This study was approved by the Institutional Review Board of Chung Shan Medical University Hospital, Taiwan. This study extracted data from the National Health Insurance (NHI) program, which is a compulsory universal health insurance program in Taiwan. The NHI database provides comprehensive medical care coverage to more than 99% of Taiwanese residents. It stores information including claim forms and contains patient identification such as numbers, sex, age, three diagnostic codes, medical expenditures, hospital, physician information, and prescriptions such as the drug quantity and expenditure, drug dose, operations, and treatments. Informed consent was waived owing to the retrospective nature of the study; each patient in the NHI research database was encrypted and de-identified to protect their privacy.
Study cohort and outcomes
This case–control study extracted data from the NHI program in Taiwan from January 2004 to December 2017 using newly diagnosed type 2 DM codes based on the International Classification of Diseases, ninth revision, Clinical Modification (ICD-9-CM) and ICD, tenth revision, CM (ICD-10-CM). The newly diagnosed type 2 DM was defined as the first time that a type 2 DM code was available in the outpatient or inpatient claim records between January 2004 and December 2017. The list of ICD-9 and ICD-10 codes that used to defined the inclusion of T2DM patients, study events, and co-morbidities were presented in Additional file 1: Table S1.
A flowchart for the enrollment of the study cohort is summarized in Fig. 1. Study subjects were divided into two groups: those taking SGLT2 inhibitors (the SGLT2 inhibitors group, n = 95,174) and those not taking SGLT2 inhibitors (the non-SGLT2 inhibitor group, n = 2,025,207). Among the SGLT2 inhibitor group, 9542 patients were excluded because of a diagnosis of any arrhythmias (n = 7744) before the index date, use of SGLT2 inhibitor for less than 1 month (n = 1794), and death (n = 4). A total of 79,150 patients were selected for this study.

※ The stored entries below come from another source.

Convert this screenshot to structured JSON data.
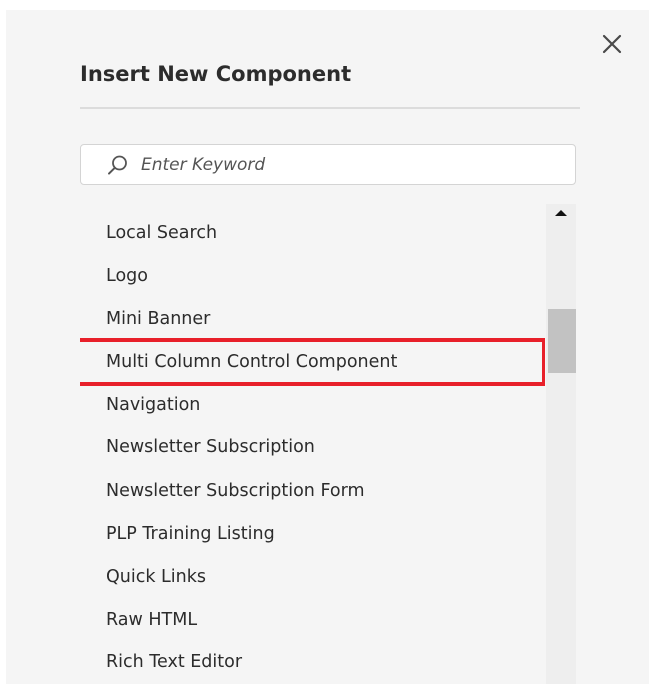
{
  "dialog": {
    "title": "Insert New Component",
    "close_icon": "close-icon",
    "search": {
      "placeholder": "Enter Keyword",
      "value": "",
      "icon": "search-icon"
    },
    "components": [
      "Local Search",
      "Logo",
      "Mini Banner",
      "Multi Column Control Component",
      "Navigation",
      "Newsletter Subscription",
      "Newsletter Subscription Form",
      "PLP Training Listing",
      "Quick Links",
      "Raw HTML",
      "Rich Text Editor"
    ],
    "highlighted_component": "Multi Column Control Component",
    "highlight_color": "#e8202a"
  }
}
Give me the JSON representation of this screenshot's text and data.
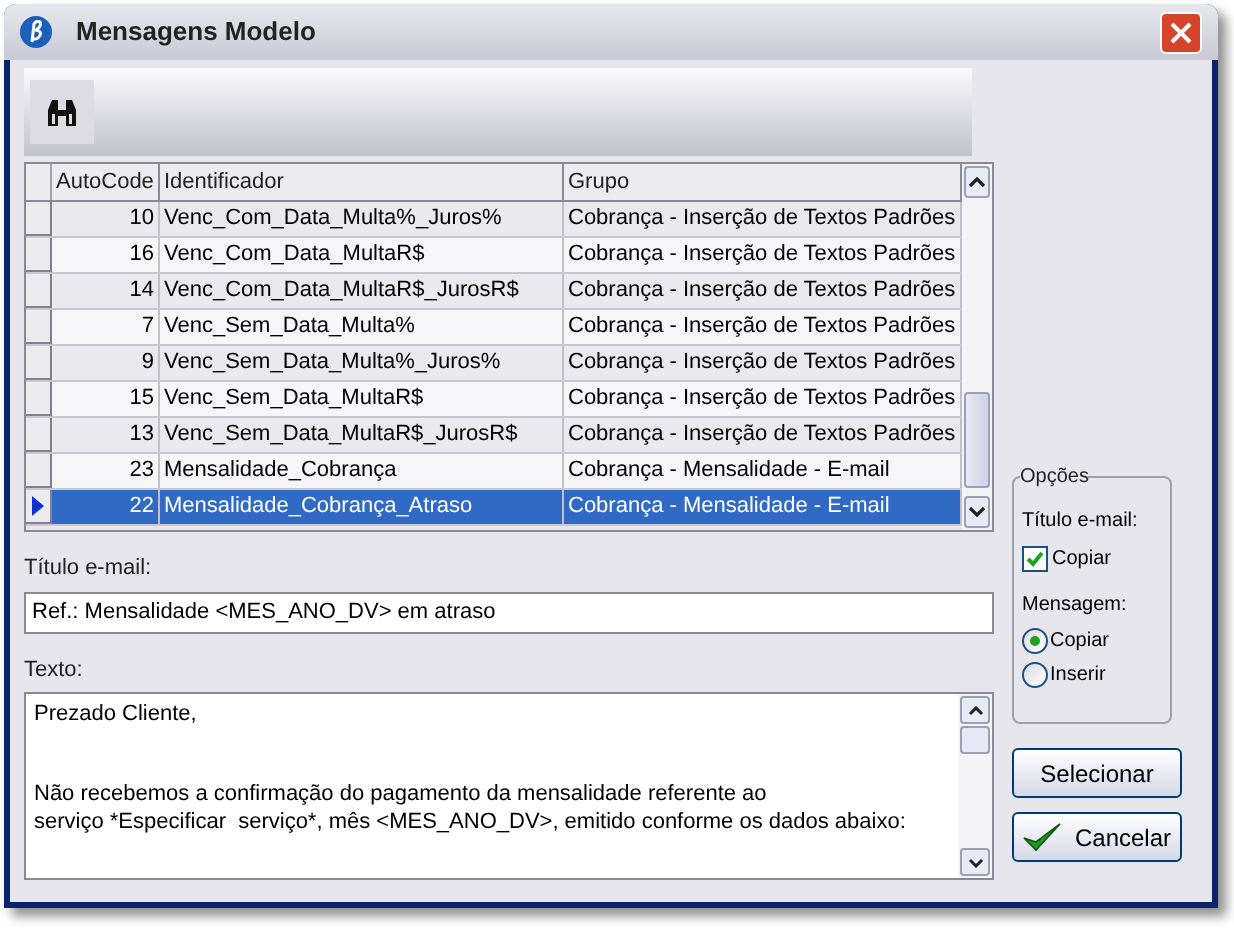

Both the SGLT2 inhibitor and non-SGLT2 inhibitor groups were stratified in a 1:1 ratio. The study group comprised 79,150 participants with SGLT2 inhibitors as antihyperglycemic drugs, and the control group included 79,150 age-, sex-, DM duration-, drug index date-, and propensity score-matched randomly selected participants without SGLT2 inhibitors.
The first claim date of the SGLT2 inhibitors was defined as the drug index date in the SGLT2 inhibitor group, with the same day of the matched non-SGLT2 inhibitor group. Two types of SGLT2 inhibitors (empagliflozin and dapagliflozin) were launched on May 1, 2016 and their till to end of study (Dec. 31, 2017). Median (Q1–Q3, Maximum) of follow up time was 9 (4–14, 21), in SGLT2 inhibitors group was 9 (5, 14), in non-SGLT2 inhibitors group was 9 (4, 14). In NHIRD, the records of prescriptions were uploaded when the medications were filled. We followed the SGLT2 inhibitors users since their first prescription of SGLT2 inhibitors, until the occurrence of study event or end of study. The intention to treat analysis was performed in this study, we analyzed according to the group they were originally assigned, regardless of their adherence or duration on usage of SGLT2 inhibitor. The study outcome was defined by the all-cause mortality and new-onset arrhythmias (NOA), including atrial fibrillation, atrial flutter, atrial premature complexes, paroxysmal supraventricular tachycardia, ventricular tachycardia, ventricular fibrillation, and ventricular premature complexes, based on the ICD-9-CM and ICD-10-CM codes, in either an outpatient or inpatient department at least once from May 1, 2016 to December 31, 2017.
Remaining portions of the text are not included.